How dynamic scaling of Python application processes works on Passenger Standalone

Passenger dynamically adjusts the number of application processes based on traffic. Learn how Passenger decides when a process should be added or removed.

Table of contents

Maximum process concurrency

Main article: Request load balancing

A core concept in dynamic process scaling is that of the maximum process concurrency. This is the maximum number of concurrent requests that a particular process can handle.

For Python applications, the maximum process concurrency is always 1.

A new process is spawned when the concurrency limit is reached

Passenger keeps track of the number of requests a process is handling. When all processes have reached their maximum concurrency – that is, when they're handling exactly as many requests as their maximum concurrency indicate they can – then Passenger will decide to spawn a new process.

This behavior is deeply coupled to the request load balancing logic, so you should read up on that too.

Example: maximum concurrency of 1

Suppose that you have 3 application processes, and each process's maximum concurrency is 1. When the application is idle, none of the processes are handling any requests:

Process A [ ]
Process B [ ]
Process C [ ]

When a new request comes in, Passenger may decide to route the request to process A. Now A has reached its maximum concurrency:

Process A [*]
Process B [ ]
Process C [ ]

Suppose that, while that request is still in progress, two new requests come in. Because A has reached its maximum concurrency, Passenger routes these two new requests to B and C. Now all requests have reached their maximum concurrency:

Process A [*]
Process B [*]
Process C [*]

If a new request comes in while all previous 3 requests are still in progress, then Passenger will decide to spawn a new process. This new incoming request is put in a queue:

Request queue [*       ]

Process A [*]
Process B [*]
Process C [*]
Process D (spawning...)

When process D is done spawning, or when one of the existing processes is done with their request (and are no longer at their maximum concurrency), then Passenger will route the queued request to either of those processes.

Suppose D finishes spawning immediately after, then the situation looks like this:

Request queue [        ]
                |
Process A [*]   |
Process B [*]   |  queued request
Process C [*]   |  is routed to D
Process D [*] <-+

A process is shut down when it becomes idle

When a process hasn't processed any requests for a while, it is said to be "idle". Idle processes are shut down in order to conserve resources during periods of low traffic.

Process limits

The minimum and maximum amount of processes depend on various configuration options, such as --max-pool-size / "max_pool_size", and --min-instances / "min_instances". Passenger won't ever scale the number of processes past the limits set by those configuration options.

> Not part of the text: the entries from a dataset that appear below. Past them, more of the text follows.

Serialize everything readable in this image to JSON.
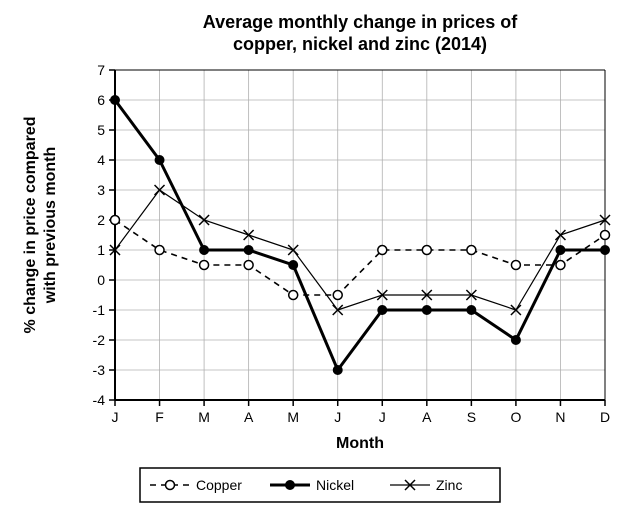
{
  "chart": {
    "type": "line",
    "title_line1": "Average monthly change in prices of",
    "title_line2": "copper, nickel and zinc (2014)",
    "title_fontsize": 18,
    "title_weight": "bold",
    "xlabel": "Month",
    "ylabel_line1": "% change in price compared",
    "ylabel_line2": "with previous month",
    "label_fontsize": 16,
    "label_weight": "bold",
    "categories": [
      "J",
      "F",
      "M",
      "A",
      "M",
      "J",
      "J",
      "A",
      "S",
      "O",
      "N",
      "D"
    ],
    "ylim": [
      -4,
      7
    ],
    "ytick_step": 1,
    "background_color": "#ffffff",
    "grid_color": "#b0b0b0",
    "axis_color": "#000000",
    "tick_fontsize": 14,
    "series": {
      "copper": {
        "name": "Copper",
        "color": "#000000",
        "line_width": 1.6,
        "dash": "6,5",
        "marker": "circle-open",
        "marker_size": 4.5,
        "values": [
          2,
          1,
          0.5,
          0.5,
          -0.5,
          -0.5,
          1,
          1,
          1,
          0.5,
          0.5,
          1.5
        ]
      },
      "nickel": {
        "name": "Nickel",
        "color": "#000000",
        "line_width": 3,
        "dash": "none",
        "marker": "circle-filled",
        "marker_size": 4.5,
        "values": [
          6,
          4,
          1,
          1,
          0.5,
          -3,
          -1,
          -1,
          -1,
          -2,
          1,
          1
        ]
      },
      "zinc": {
        "name": "Zinc",
        "color": "#000000",
        "line_width": 1.2,
        "dash": "none",
        "marker": "cross",
        "marker_size": 5,
        "values": [
          1,
          3,
          2,
          1.5,
          1,
          -1,
          -0.5,
          -0.5,
          -0.5,
          -1,
          1.5,
          2
        ]
      }
    },
    "legend": {
      "border_color": "#000000",
      "background": "#ffffff",
      "fontsize": 14,
      "copper_label": "Copper",
      "nickel_label": "Nickel",
      "zinc_label": "Zinc"
    }
  }
}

Disabling dynamic process scaling

You can disable dynamic process scaling by setting --min-instances / "min_instances" and --max-pool-size / "max_pool_size" to the same number. The advantage of this is that it will make your server a bit faster, because process spawning is expensive. The disadvantage is that Passenger will not be able to free up processes in order to conserve resources during times of low traffic.